Professor Wong argued that the Asian “Model Minority” myth grew out of the selective recruitment process brought about by the 1965 Immigration and Nationality Act which favored two categories: 1) high-skilled workers, and 2) family reunification. After the act’s passage, the U.S. began to recruit high-skilled immigrants from Asia. Today, 72 percent of all high-skilled visas go to Asians, as well as 60 percent of student visas. If hard work and smarts alone were responsible for Asian success in the U.S., then why isn’t the high percentage of Asian college educated in the U.S. reflected in the percentage of college degree holders in China, Korea or Japan?
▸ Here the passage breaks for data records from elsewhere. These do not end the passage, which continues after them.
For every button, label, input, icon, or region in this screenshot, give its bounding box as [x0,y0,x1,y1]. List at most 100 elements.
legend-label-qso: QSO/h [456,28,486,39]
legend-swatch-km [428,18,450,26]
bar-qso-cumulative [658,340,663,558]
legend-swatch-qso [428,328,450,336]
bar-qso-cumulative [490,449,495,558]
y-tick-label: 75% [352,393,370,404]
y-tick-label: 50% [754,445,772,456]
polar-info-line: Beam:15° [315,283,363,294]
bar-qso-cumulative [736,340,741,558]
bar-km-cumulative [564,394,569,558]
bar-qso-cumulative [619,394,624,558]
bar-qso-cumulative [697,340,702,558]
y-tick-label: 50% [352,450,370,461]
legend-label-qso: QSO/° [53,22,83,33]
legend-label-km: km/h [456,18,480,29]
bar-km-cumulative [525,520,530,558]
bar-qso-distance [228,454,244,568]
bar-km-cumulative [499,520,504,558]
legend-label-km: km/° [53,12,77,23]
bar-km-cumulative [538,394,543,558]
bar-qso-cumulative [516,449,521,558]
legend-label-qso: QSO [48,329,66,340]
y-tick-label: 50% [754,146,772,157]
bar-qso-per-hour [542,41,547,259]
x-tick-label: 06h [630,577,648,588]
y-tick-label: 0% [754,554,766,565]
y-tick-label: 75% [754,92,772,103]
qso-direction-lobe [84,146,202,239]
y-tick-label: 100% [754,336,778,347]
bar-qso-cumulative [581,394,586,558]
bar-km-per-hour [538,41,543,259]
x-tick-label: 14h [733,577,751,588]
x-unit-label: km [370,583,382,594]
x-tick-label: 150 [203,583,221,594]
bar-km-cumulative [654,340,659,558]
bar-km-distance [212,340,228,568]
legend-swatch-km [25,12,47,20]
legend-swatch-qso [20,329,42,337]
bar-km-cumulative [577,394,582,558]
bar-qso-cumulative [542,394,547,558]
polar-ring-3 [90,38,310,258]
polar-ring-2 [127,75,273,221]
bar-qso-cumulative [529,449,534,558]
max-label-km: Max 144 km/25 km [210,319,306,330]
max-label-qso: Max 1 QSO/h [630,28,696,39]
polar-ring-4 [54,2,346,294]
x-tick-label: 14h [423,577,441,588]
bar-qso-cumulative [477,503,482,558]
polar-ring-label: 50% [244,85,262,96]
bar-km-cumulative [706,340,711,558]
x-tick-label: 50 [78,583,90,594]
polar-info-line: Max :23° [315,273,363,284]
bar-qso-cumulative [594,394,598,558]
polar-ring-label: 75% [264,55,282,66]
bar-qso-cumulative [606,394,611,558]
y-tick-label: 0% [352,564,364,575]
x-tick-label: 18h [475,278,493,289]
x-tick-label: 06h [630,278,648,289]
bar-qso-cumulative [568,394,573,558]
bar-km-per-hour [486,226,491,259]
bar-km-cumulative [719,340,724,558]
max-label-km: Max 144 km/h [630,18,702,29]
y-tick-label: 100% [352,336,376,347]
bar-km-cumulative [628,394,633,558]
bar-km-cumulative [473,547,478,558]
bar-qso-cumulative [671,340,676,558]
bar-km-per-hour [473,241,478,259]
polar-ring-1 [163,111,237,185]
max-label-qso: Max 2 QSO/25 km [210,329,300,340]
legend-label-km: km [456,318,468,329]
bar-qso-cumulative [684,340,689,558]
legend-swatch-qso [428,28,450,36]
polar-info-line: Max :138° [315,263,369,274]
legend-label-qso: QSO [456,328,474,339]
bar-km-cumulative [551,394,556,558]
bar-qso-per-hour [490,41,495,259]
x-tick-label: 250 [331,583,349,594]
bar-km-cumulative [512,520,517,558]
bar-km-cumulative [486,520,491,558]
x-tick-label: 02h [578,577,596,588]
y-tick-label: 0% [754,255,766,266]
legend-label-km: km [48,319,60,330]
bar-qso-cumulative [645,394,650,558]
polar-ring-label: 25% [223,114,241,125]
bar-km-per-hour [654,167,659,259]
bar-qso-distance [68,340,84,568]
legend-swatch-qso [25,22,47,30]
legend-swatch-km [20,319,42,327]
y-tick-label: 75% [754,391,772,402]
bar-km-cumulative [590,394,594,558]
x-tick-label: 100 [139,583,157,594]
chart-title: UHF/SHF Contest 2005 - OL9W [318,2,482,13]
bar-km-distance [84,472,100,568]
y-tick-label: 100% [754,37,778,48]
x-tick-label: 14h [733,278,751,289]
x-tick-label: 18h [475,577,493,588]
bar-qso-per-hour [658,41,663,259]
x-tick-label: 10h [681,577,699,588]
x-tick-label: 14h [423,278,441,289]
In the U.S., 70% of Korean and Japanese immigrants have a college degree. In Korea and Japan, only 25% have college degrees. In the U.S. more than 50% of Chinese immigrants have college degrees, in China itself, only 5%.
This matters because the Model Minority myth serves to set Asians in America apart from other minorities. It ignores the brutal history endured by Asians in America because of their seeming success. Wong says, “We must not let our history be distorted to undermine the fight for equality and the fight for black lives…(or) undermine efforts to create educational equality through…affirmative action…(or) undermine the fight for dignity and respect for today’s undocumented immigrants.” She concludes, “let us not forget how U.S. laws, past and present, create new racial categories and shape all of our experience as interconnected, racialized peoples. That is the legacy of the 1965 Immigration Act.”